Higher Interest Rates Mean Trouble Ahead
When I last commented on the bond market (December 5th's What's really going on with bonds), bond prices were inexplicably rallying, sending yields on ten year Treasury bonds to 4.4%. At the time, Wall Street was offering a variety of half-baked explanations as to why the market had moved beyond the cause and effect stimuli that had ruled for generations. My advice to investors was simply to sell into the rally and ask questions later. Since then, bonds have reversed course, with ten year treasury yields hitting 4.9% (a five-month high). Just as Wall Street's explanation for falling rates was way off base then, so too is their explanation for rising rates now.
The consensus asserts that yields have turned around because new "evidence" of a bottom in the housing markets will keep the economy from tipping into recession, which in turn will diminish the likelihood of a Fed rate cut. The problem with this explanation is that there is no evidence of a bottom in the housing market. Despite the self-serving rhetoric of biased real estate industry spokesmen, a bottom is nowhere in sight, both in terms of price and time.
Although 2006 saw existing home sales decline by 8.4% (the biggest drop in 17 years) and new homes sales fall by a stunning 17.3% (the largest in 16 years), Wall Street Pollyannas stressed that opinion and sentiment trumped data. For example, based solely on a 7.9% decline in existing home inventory, perennial real estate shill David Lereah (chief "economist" for the National Association of Realtors) claimed "It appears that we have established a bottom." (Mr. Lereah has seen more bottoms than a diaper attendant in a hospital nursery.)
However, the drop in inventory in existing homes is most likely the result of discouraged sellers taking their homes off the market with the intention of re-listing them in the spring. This is a common tactic among realtors as spring is traditionally the strongest home buying season and stale listings are a turnoff to potential buyers. Also, my guess is that lots of other potential home sellers are planning on listing their homes for sale for the first time come spring, and many more would list their homes now if they thought they could actually get their "appraised values."
New home sales figures are even more misleading. Although the headlines trumpet that inventories dropped in December, the figures ignore cancellations which are running at record highs. So while cancelled contracts are excluded from the "official" inventories, they are definitely part of the real inventory that will ultimately exert additional downward pressure on prices. Also, while new home prices "officially" fell by a modest 1.8% in 2006, the real decline is likely far more substantial. That is because the sales incentives now typically offered by developers, such as paying closing costs, free upgraded floors and countertops, free appliances, free swimming pools, free plasma TVs, free landscaping, decorating allowances, health club memberships, vacations, etc., are not reflected at all in sale prices. However, they are reflected in recent home builders' earnings reports, which have been universally dismal.

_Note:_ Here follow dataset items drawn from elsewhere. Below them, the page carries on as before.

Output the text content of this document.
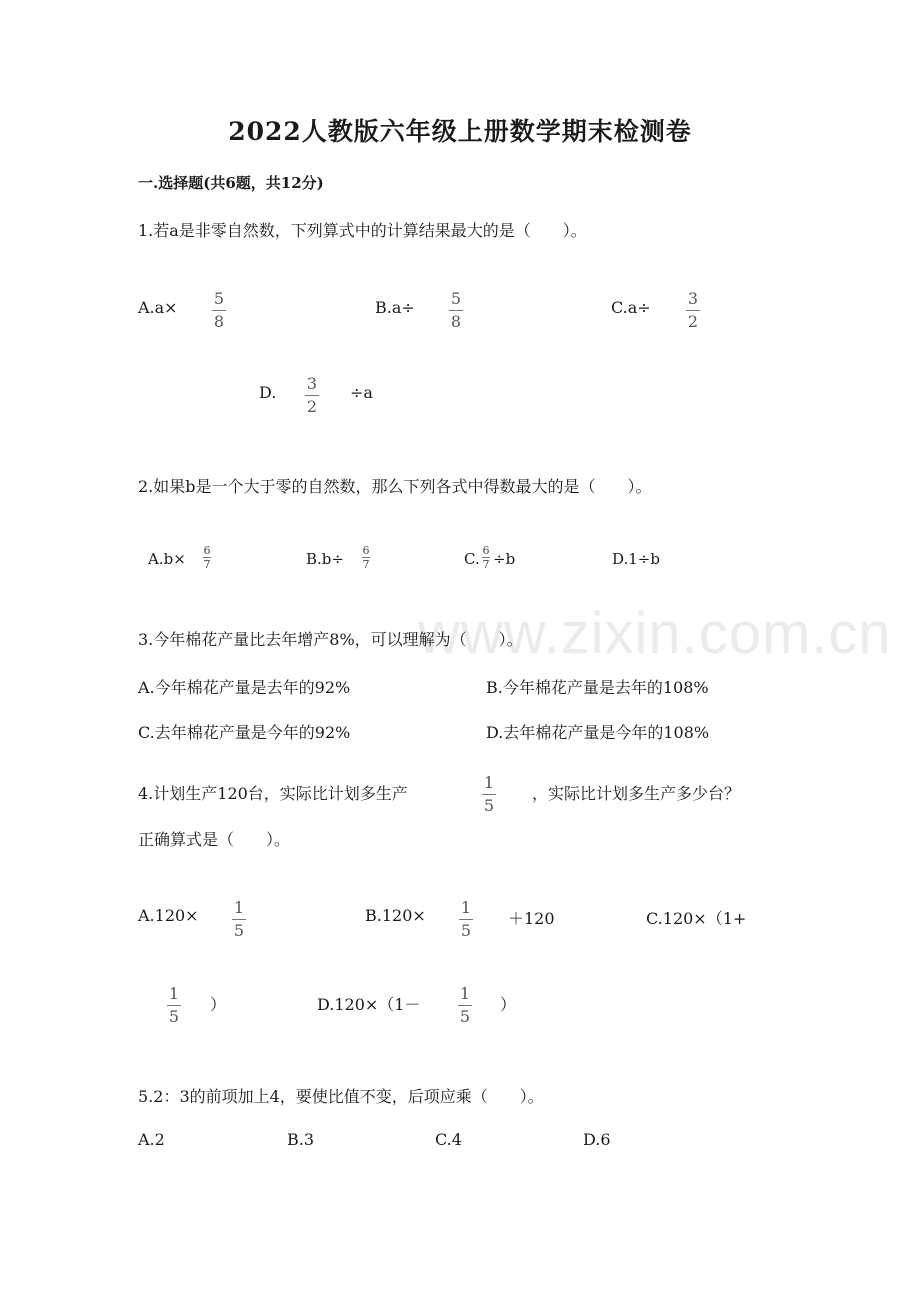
www.zixin.com.cn
2022人教版六年级上册数学期末检测卷
一.选择题(共6题，共12分)
1.若a是非零自然数，下列算式中的计算结果最大的是（　　）。
A.a× 5
8
B.a÷ 5
8
C.a÷ 3
2
D. 3
2
÷a
2.如果b是一个大于零的自然数，那么下列各式中得数最大的是（　　）。
A.b× 6
7	B.b÷ 6
7	C. 6
7 ÷b	D.1÷b
3.今年棉花产量比去年增产8%，可以理解为（　　）。
A.今年棉花产量是去年的92%	B.今年棉花产量是去年的108%
C.去年棉花产量是今年的92%	D.去年棉花产量是今年的108%
4.计划生产120台，实际比计划多生产
1
5
，实际比计划多生产多少台？
正确算式是（　　）。
A.120× 1
5
B.120× 1
5
＋120	C.120×（1+
1
5
）	D.120×（1－
1
5
）
5.2：3的前项加上4，要使比值不变，后项应乘（　　）。
A.2	B.3	C.4	D.6
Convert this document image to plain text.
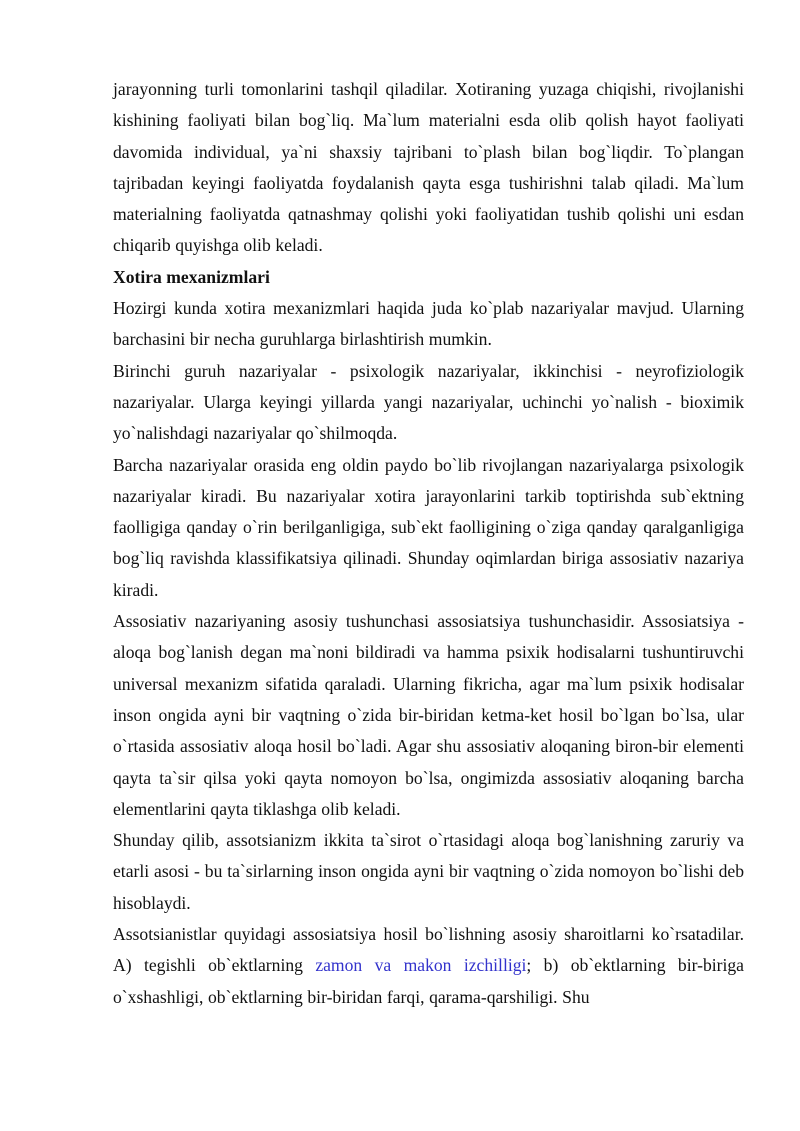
jarayonning turli tomonlarini tashqil qiladilar. Xotiraning yuzaga chiqishi, rivojlanishi kishining faoliyati bilan bog`liq. Ma`lum materialni esda olib qolish hayot faoliyati davomida individual, ya`ni shaxsiy tajribani to`plash bilan bog`liqdir. To`plangan tajribadan keyingi faoliyatda foydalanish qayta esga tushirishni talab qiladi. Ma`lum materialning faoliyatda qatnashmay qolishi yoki faoliyatidan tushib qolishi uni esdan chiqarib quyishga olib keladi.

Xotira mexanizmlari

Hozirgi kunda xotira mexanizmlari haqida juda ko`plab nazariyalar mavjud. Ularning barchasini bir necha guruhlarga birlashtirish mumkin.

Birinchi guruh nazariyalar - psixologik nazariyalar, ikkinchisi - neyrofiziologik nazariyalar. Ularga keyingi yillarda yangi nazariyalar, uchinchi yo`nalish - bioximik yo`nalishdagi nazariyalar qo`shilmoqda.

Barcha nazariyalar orasida eng oldin paydo bo`lib rivojlangan nazariyalarga psixologik nazariyalar kiradi. Bu nazariyalar xotira jarayonlarini tarkib toptirishda sub`ektning faolligiga qanday o`rin berilganligiga, sub`ekt faolligining o`ziga qanday qaralganligiga bog`liq ravishda klassifikatsiya qilinadi. Shunday oqimlardan biriga assosiativ nazariya kiradi.

Assosiativ nazariyaning asosiy tushunchasi assosiatsiya tushunchasidir. Assosiatsiya - aloqa bog`lanish degan ma`noni bildiradi va hamma psixik hodisalarni tushuntiruvchi universal mexanizm sifatida qaraladi. Ularning fikricha, agar ma`lum psixik hodisalar inson ongida ayni bir vaqtning o`zida bir-biridan ketma-ket hosil bo`lgan bo`lsa, ular o`rtasida assosiativ aloqa hosil bo`ladi. Agar shu assosiativ aloqaning biron-bir elementi qayta ta`sir qilsa yoki qayta nomoyon bo`lsa, ongimizda assosiativ aloqaning barcha elementlarini qayta tiklashga olib keladi.

Shunday qilib, assotsianizm ikkita ta`sirot o`rtasidagi aloqa bog`lanishning zaruriy va etarli asosi - bu ta`sirlarning inson ongida ayni bir vaqtning o`zida nomoyon bo`lishi deb hisoblaydi.

Assotsianistlar quyidagi assosiatsiya hosil bo`lishning asosiy sharoitlarni ko`rsatadilar. A) tegishli ob`ektlarning zamon va makon izchilligi; b) ob`ektlarning bir-biriga o`xshashligi, ob`ektlarning bir-biridan farqi, qarama-qarshiligi. Shu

The elephant inhe living room is that the recent jump in bond rates suggests that things are about to get much worse for the housing market. Since January 5th, interest rates have risen by over 30 basis points and gold has risen by over $40 per ounce. When rates and gold prices rise together the most likely explanation is escalating inflation fears. Indeed, my guess is that rather then sensing a bottom in the housing market, bond investors around the world are beginning to appreciate the inflationary implications of a real estate crisis.
A substantial decline in real estate prices will either produce a severe recession on its own or exacerbate one that arises from other factors. In either case, the result will likely be the Fed coming to the "rescue" with inflationary monetary policy. Inflation will push long-term rates even higher, causing more loans to default. With credit destroyed and home equity and jobs lost, foreign creditors will rush for the exits sending the dollar into a tailspin. The Fed will be forced to buy all of the paper foreign lenders no longer want and that savings-short Americans cannot afford. Domestic money supply will explode sending consumer prices soaring.
As is so often forgotten, interest rates are merely the price of money, which like any price is determined by supply and demand. In the United States, where hardly anyone saves and almost everyone borrows, that price should be very high. Our low interest rates are a temporary fluke, once made possible by naïve foreign savers but now mainly a function of misguided foreign central banks.
Instead of trying to fabricate benign explanations for why interest rates are rising, Wall Street should instead prepare investors for the unpleasant consequences to their portfolios should rates continue doing so. The true mystery is why long-term rates have remained this low for so long. Unfortunately by the time Wall Street solves the riddle many of their clients will be broke.